The one erected outside Spago on Sunset Boulevard annoyed Wolfgang Puck with its huge caption “Jeremiah Tower: Chef to the Stars.” He said he was.
In 1988, USAir’s in-flight magazine exaggerated that I was “arguably America’s best-known chef-restaurateur.” What was more true was the statement that Stars (I would have included Spago) “has introduced diners to a new way to appreciate dining out.” In an article called “Drugless in L.A.,” the blowup quote beside a photo of Elizabeth Taylor said, “Most people would just as soon meet a chef like Jeremiah Tower as Warren Beatty.” The next day the story went around that I had been at the Betty Ford Clinic with Warren and Liz. A Chronicle piece called “Jeremiah Tower: The Star Behind Stars” noted gratuitously, “He is not insufferable.” And if I couldn’t get into trouble enough by myself, some reporters started currying favor by taking sides that were not even there. One said that Wolfgang Puck, “the over-hyped proprietor of Spago . . . couldn’t pull it off. His bars are little more than overpriced queues for patrons praying for a power table, whereas Jeremiah Tower . . .” and so on with more rubbish.

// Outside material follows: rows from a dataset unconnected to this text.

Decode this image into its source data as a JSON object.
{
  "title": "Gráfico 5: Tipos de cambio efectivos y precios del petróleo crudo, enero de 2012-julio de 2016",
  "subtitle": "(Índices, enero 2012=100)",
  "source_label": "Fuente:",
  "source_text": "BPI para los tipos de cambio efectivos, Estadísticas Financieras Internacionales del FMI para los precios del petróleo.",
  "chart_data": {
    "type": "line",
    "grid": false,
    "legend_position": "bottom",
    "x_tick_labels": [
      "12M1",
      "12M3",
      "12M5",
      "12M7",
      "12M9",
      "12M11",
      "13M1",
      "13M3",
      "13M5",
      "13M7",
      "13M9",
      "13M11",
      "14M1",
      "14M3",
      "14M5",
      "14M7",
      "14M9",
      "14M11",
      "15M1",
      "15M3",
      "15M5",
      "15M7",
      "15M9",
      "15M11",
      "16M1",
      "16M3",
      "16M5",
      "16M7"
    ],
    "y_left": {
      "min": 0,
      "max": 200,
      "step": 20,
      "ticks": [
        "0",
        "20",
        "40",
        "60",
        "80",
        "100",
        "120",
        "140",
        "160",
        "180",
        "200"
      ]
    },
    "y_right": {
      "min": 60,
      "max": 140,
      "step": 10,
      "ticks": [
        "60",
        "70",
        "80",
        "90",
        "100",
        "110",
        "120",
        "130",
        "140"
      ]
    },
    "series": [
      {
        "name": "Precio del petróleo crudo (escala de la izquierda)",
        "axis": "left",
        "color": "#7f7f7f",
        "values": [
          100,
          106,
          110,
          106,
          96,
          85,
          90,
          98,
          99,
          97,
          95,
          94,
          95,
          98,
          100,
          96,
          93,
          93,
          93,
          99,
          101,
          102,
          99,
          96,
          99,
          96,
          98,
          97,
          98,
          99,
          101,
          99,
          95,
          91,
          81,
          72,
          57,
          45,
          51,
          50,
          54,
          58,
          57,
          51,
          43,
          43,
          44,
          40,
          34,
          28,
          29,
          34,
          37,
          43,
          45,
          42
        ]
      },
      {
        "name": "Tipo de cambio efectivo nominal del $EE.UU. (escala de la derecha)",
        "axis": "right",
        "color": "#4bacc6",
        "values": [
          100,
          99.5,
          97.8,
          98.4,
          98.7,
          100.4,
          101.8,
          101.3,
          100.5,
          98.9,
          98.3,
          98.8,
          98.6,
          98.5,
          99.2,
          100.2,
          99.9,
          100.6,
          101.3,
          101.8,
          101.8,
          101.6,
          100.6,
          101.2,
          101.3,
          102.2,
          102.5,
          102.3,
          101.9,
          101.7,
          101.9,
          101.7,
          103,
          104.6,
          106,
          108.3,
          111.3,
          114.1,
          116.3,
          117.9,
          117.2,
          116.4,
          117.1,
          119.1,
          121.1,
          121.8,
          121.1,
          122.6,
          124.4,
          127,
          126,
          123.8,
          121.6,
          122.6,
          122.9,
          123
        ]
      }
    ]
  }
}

I wondered how long it would be before a writer unable to get a table at Stars would turn on me.
A Carmel newspaper wrote: “Some call Jeremiah Tower aloof, a snob. They say he doesn’t take telephone calls.” I wondered who had not reached me on the four phone lines at my desk, my car phone, or my cell phone, on which I was available seven days a week. Who had I jilted without knowing it?
With all this, I again made a vow not to read favorable publicity anymore. I knew that disaster was the only possible result of believing it. I would have my assistant hand me only the negative items, things that we could do something about. There was nothing I could do about the fawning and swooning and lapdogging. I knew I had to build a buffer against the press or else go mad.
Or maybe it was time to get out of Dodge.
I made a plan to sell Stars a year after the $l,350,000 buyout of the Moons, now with interest more like $5,000,000, was paid to the bank by 1992. Without shoveling money into the bank, cash flow would be great enough in one year to set me up, and the sale would let me live well. By 1993 I would be back in Sydney with a house above Bondi Beach near Neil Perry’s Blue Water Grill.
I didn’t hear God laugh until the earth shook.